Follow me sounded odd when applied to a tiny shack. Still, she followed his broad back into the living room then watched, astounded, as he moved a throw rug aside, put his thumb to a screen and a piece of the floor simply rose up on silent hydraulics. It was connected to a steel ladder angling downwards.

He had another room downstairs, and she hadn’t even suspected. He took the lead and she followed him down the rungs of the ladder to stand under a harsh neon light, blinking. The room’s perimeters were the perimeters of the whole shack, so it was fairly large. It was bristling with electronics, blue steel, brushed aluminum. Suzanne didn’t know much about computer technology but she knew enough to realize that she was looking at tens of thousands of dollars of top-of-the-line equipment. No wonder upstairs had felt so bleak and abandoned. The heart of the house was here, gleaming metal, blinking lights, the hum of technology.

John was unfolding a sleek ultra thin laptop. He punched a few keys and with a beep, the screen was filled with the logo of a famous search engine. He looked at her, waiting. His expression was still.

“Can you find a news site, something local?” Suzanne doubted whether the murder would have made any of the major news sites, like CNN. It had to be local.

John nodded and logged onto an unfamiliar site. It had what she wanted, though.

“Click here.” She pointed at the screen and John obeyed. She was glad he wasn’t plying her with questions, because she wasn’t sure how cogent she could be. A new page blinked on and there it was—Portland Woman Bludgeoned to Death. Suzanne pointed at the screen again. He clicked and up came a studio portrait of Marissa, which she recognized from having seen it in Marissa’s living room.

“I was in that woman’s apartment the afternoon she was murdered.
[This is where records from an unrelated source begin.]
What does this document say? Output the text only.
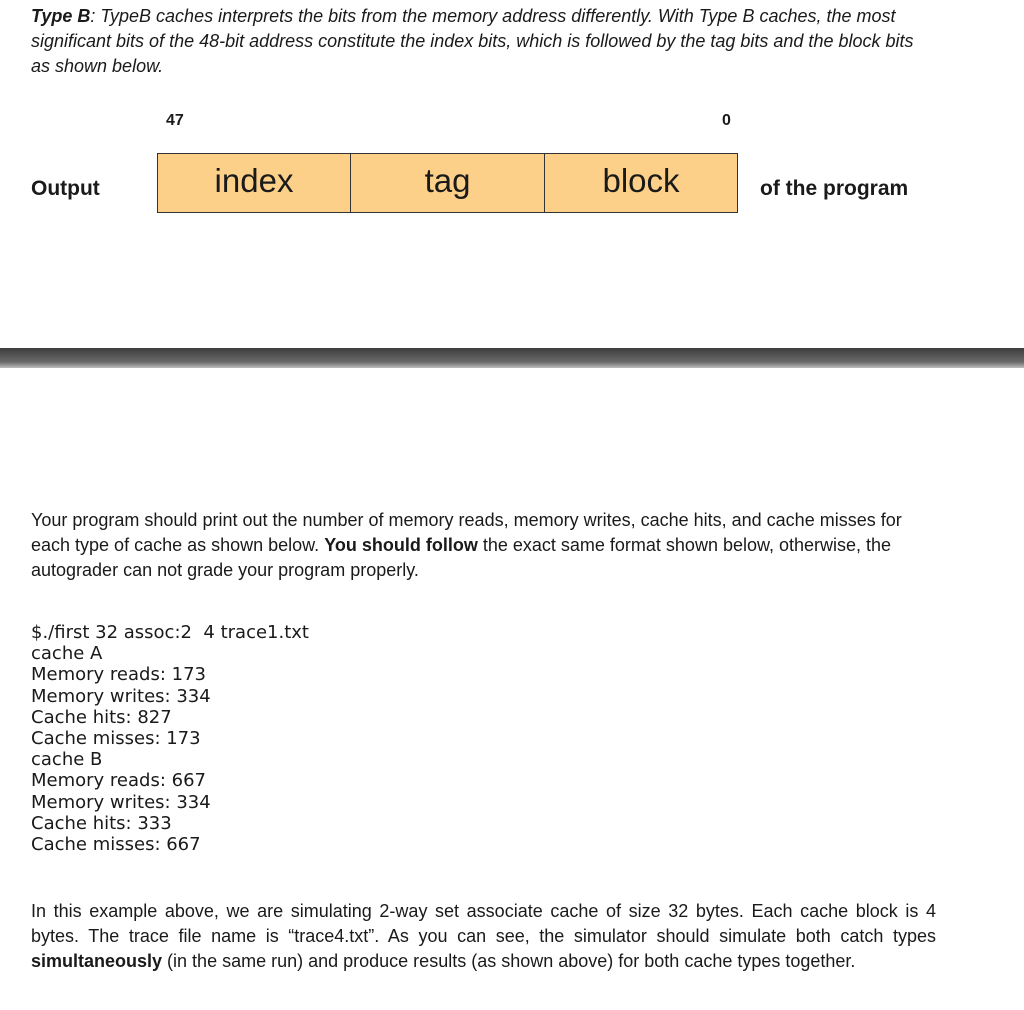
Type B: TypeB caches interprets the bits from the memory address differently. With Type B caches, the most significant bits of the 48-bit address constitute the index bits, which is followed by the tag bits and the block bits as shown below.

47	0
Output	index	tag	block	of the program

Your program should print out the number of memory reads, memory writes, cache hits, and cache misses for each type of cache as shown below. You should follow the exact same format shown below, otherwise, the autograder can not grade your program properly.

$./first 32 assoc:2  4 trace1.txt
cache A
Memory reads: 173
Memory writes: 334
Cache hits: 827
Cache misses: 173
cache B
Memory reads: 667
Memory writes: 334
Cache hits: 333
Cache misses: 667

In this example above, we are simulating 2-way set associate cache of size 32 bytes. Each cache block is 4 bytes. The trace file name is “trace4.txt”. As you can see, the simulator should simulate both catch types simultaneously (in the same run) and produce results (as shown above) for both cache types together.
She was a client. I might be the last person to see her alive.” She reached past John to scroll down to the photograph of the husband, Peter Carson, being interviewed at the airport on his arrival from Aruba. “Except for him. He wasn’t in Aruba, John. He was in Portland, and I saw him going into Marissa’s house the afternoon she was killed.” She laid a hand on his massive shoulder and squeezed. “He killed her.”





Fuck.

John stared at the computer screen. He was used to tactical and strategic thinking and he saw it all, plain as the chart of a Civil War battlefield. He saw every move and what every move entailed. He saw the steps that had to be taken and the consequences.

He also saw that this was the end of her life, as she knew it. And his. He leaned back, feeling old and tired, knowing what was ahead.
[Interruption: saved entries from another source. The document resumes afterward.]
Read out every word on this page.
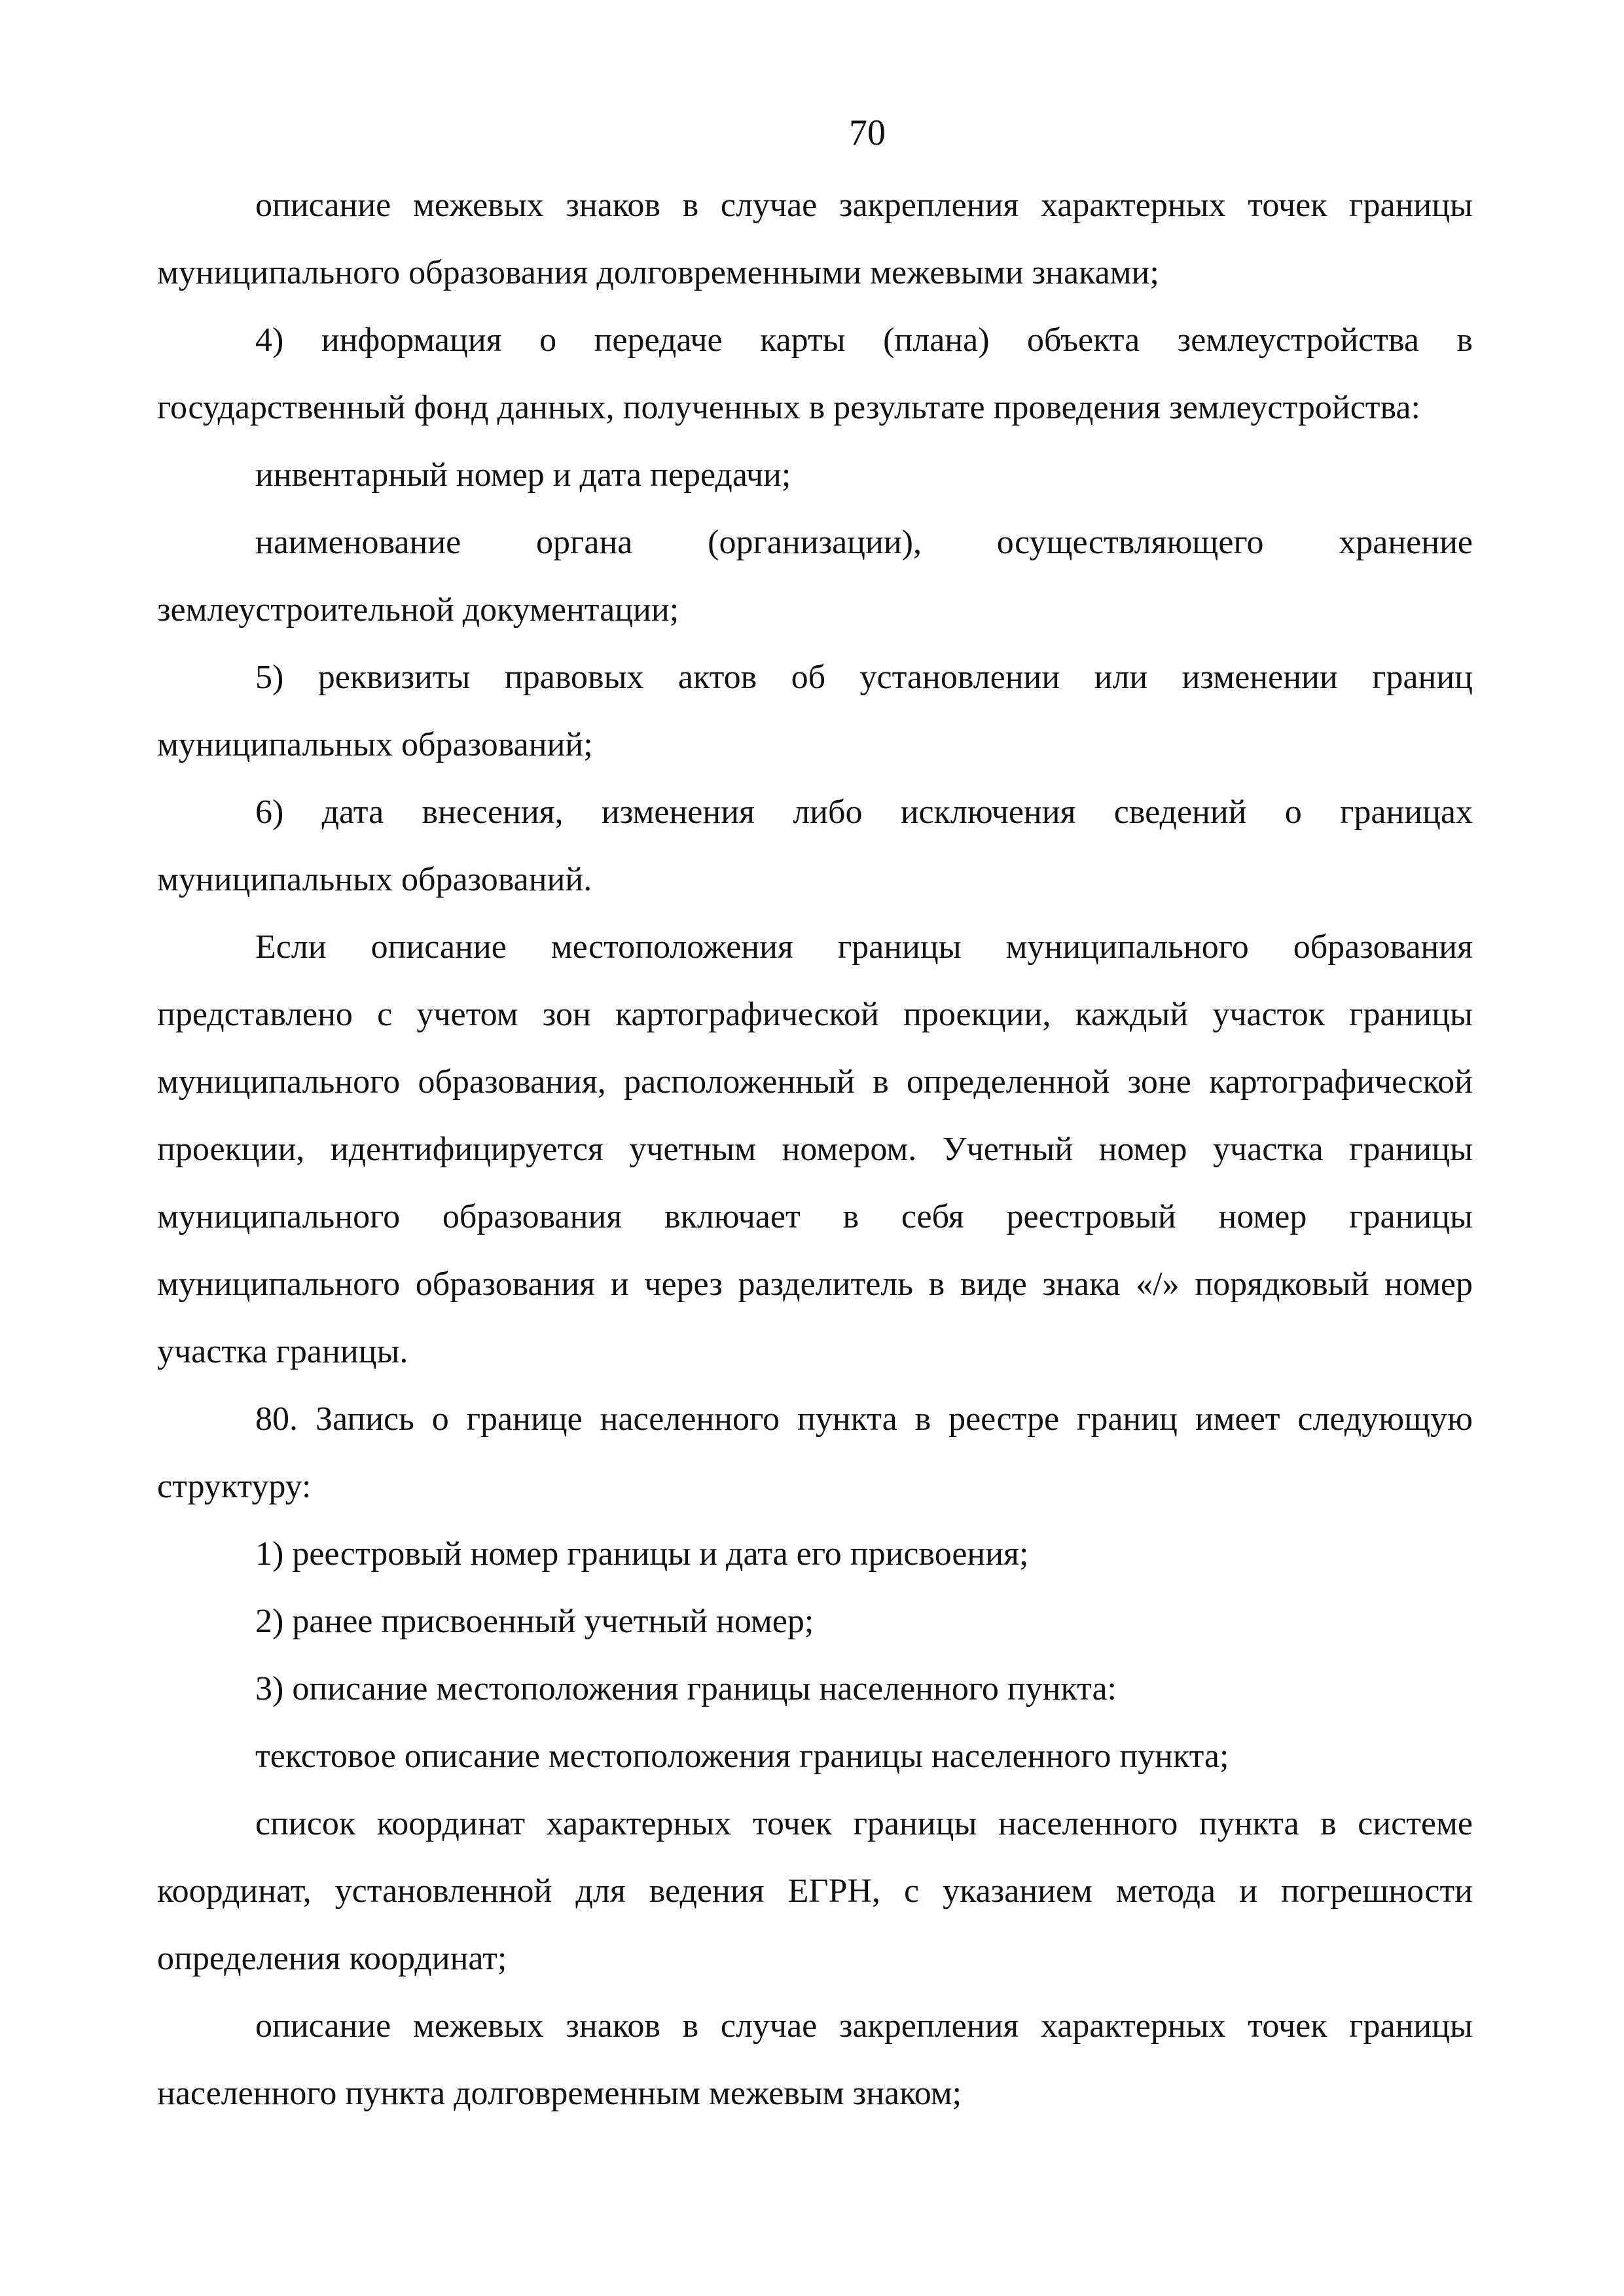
70

описание межевых знаков в случае закрепления характерных точек границы муниципального образования долговременными межевыми знаками;

4) информация о передаче карты (плана) объекта землеустройства в государственный фонд данных, полученных в результате проведения землеустройства:

инвентарный номер и дата передачи;

наименование органа (организации), осуществляющего хранение землеустроительной документации;

5) реквизиты правовых актов об установлении или изменении границ муниципальных образований;

6) дата внесения, изменения либо исключения сведений о границах муниципальных образований.

Если описание местоположения границы муниципального образования представлено с учетом зон картографической проекции, каждый участок границы муниципального образования, расположенный в определенной зоне картографической проекции, идентифицируется учетным номером. Учетный номер участка границы муниципального образования включает в себя реестровый номер границы муниципального образования и через разделитель в виде знака «/» порядковый номер участка границы.

80. Запись о границе населенного пункта в реестре границ имеет следующую структуру:

1) реестровый номер границы и дата его присвоения;

2) ранее присвоенный учетный номер;

3) описание местоположения границы населенного пункта:

текстовое описание местоположения границы населенного пункта;

список координат характерных точек границы населенного пункта в системе координат, установленной для ведения ЕГРН, с указанием метода и погрешности определения координат;

описание межевых знаков в случае закрепления характерных точек границы населенного пункта долговременным межевым знаком;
“Peter Carson.” He looked up at Suzanne. She was pale, a few lines of stress etched on her forehead. There’d be more—lots more—before this was over. “What do you know about him? And about his wife?”
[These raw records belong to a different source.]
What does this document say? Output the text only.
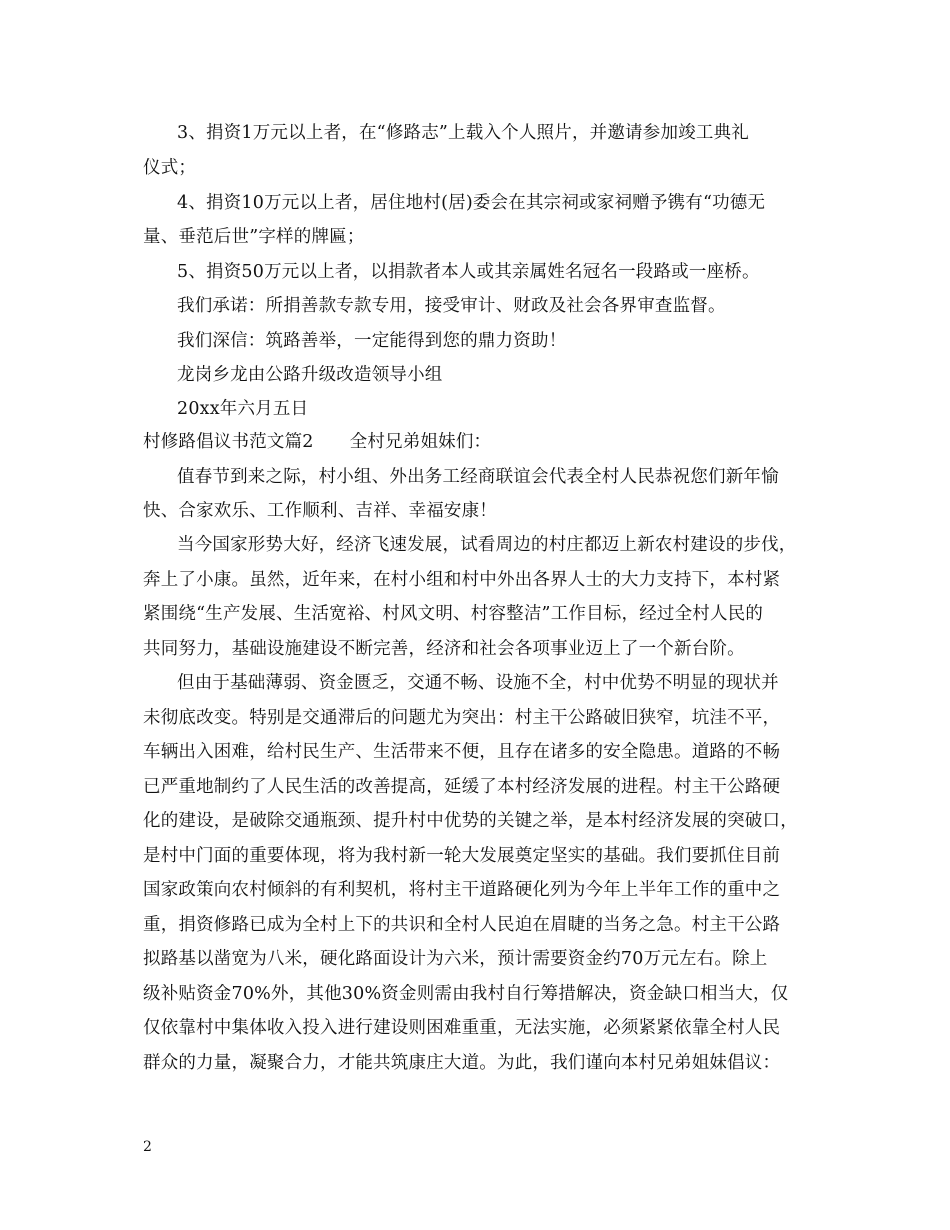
3、捐资1万元以上者，在“修路志”上载入个人照片，并邀请参加竣工典礼
仪式；
4、捐资10万元以上者，居住地村(居)委会在其宗祠或家祠赠予镌有“功德无
量、垂范后世”字样的牌匾；
5、捐资50万元以上者，以捐款者本人或其亲属姓名冠名一段路或一座桥。
我们承诺：所捐善款专款专用，接受审计、财政及社会各界审查监督。
我们深信：筑路善举，一定能得到您的鼎力资助！
龙岗乡龙由公路升级改造领导小组
20xx年六月五日
村修路倡议书范文篇2 全村兄弟姐妹们：
值春节到来之际，村小组、外出务工经商联谊会代表全村人民恭祝您们新年愉
快、合家欢乐、工作顺利、吉祥、幸福安康！
当今国家形势大好，经济飞速发展，试看周边的村庄都迈上新农村建设的步伐，
奔上了小康。虽然，近年来，在村小组和村中外出各界人士的大力支持下，本村紧
紧围绕“生产发展、生活宽裕、村风文明、村容整洁”工作目标，经过全村人民的
共同努力，基础设施建设不断完善，经济和社会各项事业迈上了一个新台阶。
但由于基础薄弱、资金匮乏，交通不畅、设施不全，村中优势不明显的现状并
未彻底改变。特别是交通滞后的问题尤为突出：村主干公路破旧狭窄，坑洼不平，
车辆出入困难，给村民生产、生活带来不便，且存在诸多的安全隐患。道路的不畅
已严重地制约了人民生活的改善提高，延缓了本村经济发展的进程。村主干公路硬
化的建设，是破除交通瓶颈、提升村中优势的关键之举，是本村经济发展的突破口，
是村中门面的重要体现，将为我村新一轮大发展奠定坚实的基础。我们要抓住目前
国家政策向农村倾斜的有利契机，将村主干道路硬化列为今年上半年工作的重中之
重，捐资修路已成为全村上下的共识和全村人民迫在眉睫的当务之急。村主干公路
拟路基以凿宽为八米，硬化路面设计为六米，预计需要资金约70万元左右。除上
级补贴资金70%外，其他30%资金则需由我村自行筹措解决，资金缺口相当大，仅
仅依靠村中集体收入投入进行建设则困难重重，无法实施，必须紧紧依靠全村人民
群众的力量，凝聚合力，才能共筑康庄大道。为此，我们谨向本村兄弟姐妹倡议：
2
Suzanne took one of his camp chairs, unfolded it, and sat down. “I don’t know Peter Carson at all. I never met him, except for when I saw him on the twenty-second, as I told you. His wife is—was—a client of mine. I was called in to redecorate her home and we spent some time together going over the design. She was difficult, always changing her mind, so I probably saw her a few times more than I would have a normal client. She wasn’t a particularly nice woman. I never saw her husband. I just saw photographs of him everywhere in Marissa’s apartment. Or rather…his pictures were everywhere until the last time I was there. On the twenty-second. The day she died.”